I had port forwarding working for SSH and for a custom port through this modem up until a few weeks ago. It is now not working. Or perhaps working sporadically.
I've done a factory reset.
This is a new unit to replace a previous tg3482 that burned out its wifi chip.
Ideas? A defective unit?
Support from Shaw is usually pretty good but on this topic? Nuh uh. An awful experience.
@sboston I haven't heard of any reports of port forwarding not working. Are you still accessing the settings through the modem UI? Did you swap the unit from a Technicolor CGM4141?
I'm using what I believe is the Blue Curve modem. A tall blue-gray cube, nicely decorative, with a single light on the lower right corner of the sloped top?
Yes.The admin site at 10.0.0.1. The Advanced menu/ Port Forwarding.
The settings show as active and are saved between admin sessions.
I've tried setting the IPv6 addresses of the forward target hosts but still not working. Firewall is off.
Do you know of anyway of testing from within the LAN? I had a friend attempt from their LAN while I tried different targets but that was a lot of bother for them.
> I had port forwarding working for SSH ...
It is possible that Shaw changed the "public" IP-address of your Shaw device.
So, when you try to SSH to the "former" IP-address, that IP-address could be unassigned, or it could be just "dropping" the SSH packets.
See: www.who.is to show the "public" IP-address of your Shaw device, after the phrase "Your IP address is ..." on that page.
Good suggestion but that's not the issue. I've discovered that I can connect via the standard ssh port but not via a custom port.
Ah ha. I can test via my phone. If I disconnect my phone from my wifi then I can get a SSH connect through the forward -- only through the standard SSH port though. I'll keep looking into it.
Thanks for the response.
> but not via a custom port.
What port-number, or range of port-numbers? I think that Shaw blocks 25/TCP "incoming" to every cable-modem.
Can you "allow" a range of ports to get "through" your Shaw device, and try each port, and then check the "firewall-log" on your computer that is running the SSH-server, to see if the Windows (Linux?) firewall is blocking-and-logging?
The port that's failing is 2423
There might be another wrinkle in that access is through key only on that machine. The one that is succeeding is on 22 and only password protected. So there are some more combinations to try.

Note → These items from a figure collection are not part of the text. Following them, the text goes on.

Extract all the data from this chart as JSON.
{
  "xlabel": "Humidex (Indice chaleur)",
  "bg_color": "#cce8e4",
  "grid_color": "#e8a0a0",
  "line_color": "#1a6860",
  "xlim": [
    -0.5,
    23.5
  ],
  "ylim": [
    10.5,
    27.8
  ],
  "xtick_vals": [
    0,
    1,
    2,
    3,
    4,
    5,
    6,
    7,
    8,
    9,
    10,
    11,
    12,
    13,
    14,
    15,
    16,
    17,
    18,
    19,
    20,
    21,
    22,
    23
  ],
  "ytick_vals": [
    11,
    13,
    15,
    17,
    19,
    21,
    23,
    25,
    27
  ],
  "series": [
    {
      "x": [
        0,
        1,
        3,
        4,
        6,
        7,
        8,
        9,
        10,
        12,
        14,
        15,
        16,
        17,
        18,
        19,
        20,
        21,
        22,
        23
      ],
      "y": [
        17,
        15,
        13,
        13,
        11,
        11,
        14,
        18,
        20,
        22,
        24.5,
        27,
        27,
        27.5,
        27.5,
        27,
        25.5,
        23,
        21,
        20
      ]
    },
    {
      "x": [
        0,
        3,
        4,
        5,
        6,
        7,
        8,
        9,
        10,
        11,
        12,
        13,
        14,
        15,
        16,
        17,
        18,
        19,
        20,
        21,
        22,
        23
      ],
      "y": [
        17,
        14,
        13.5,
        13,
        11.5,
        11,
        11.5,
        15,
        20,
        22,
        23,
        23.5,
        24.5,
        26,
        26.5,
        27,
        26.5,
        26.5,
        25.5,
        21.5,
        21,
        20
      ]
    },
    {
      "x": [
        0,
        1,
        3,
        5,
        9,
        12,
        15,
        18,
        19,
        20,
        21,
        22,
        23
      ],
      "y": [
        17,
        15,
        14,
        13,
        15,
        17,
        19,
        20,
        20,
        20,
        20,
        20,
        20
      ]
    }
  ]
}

The firewall doesn't seem to be at issue. Behavior is same with firewall off. I tried tinkering with the *router* firewall by setting it to 'custom'. Made no difference either.
> The port that's failing is 2423.
That is a "non-standard" port, i.e., not listed in "C:\Windows\System32\Drivers\etc\services" as being a port-number that Windows would expect to be active. So, that port-number should be "available" for your SSH-server.
Another possibility is that your computer has changed its IP-address, e.g., from "192.168.0.12" to "192.168.0.34", because the computer was powered-off for a while. When you rebooted it, it would issue a DHCP-request, and the DHCP-server "inside" the Shaw router would have responded with a different IP-address than before. So, your "port-forwarding" rule -- "forward incoming 2423/TCP to "192.168.0.12" -- needs to be updated to target "192.168.0.34".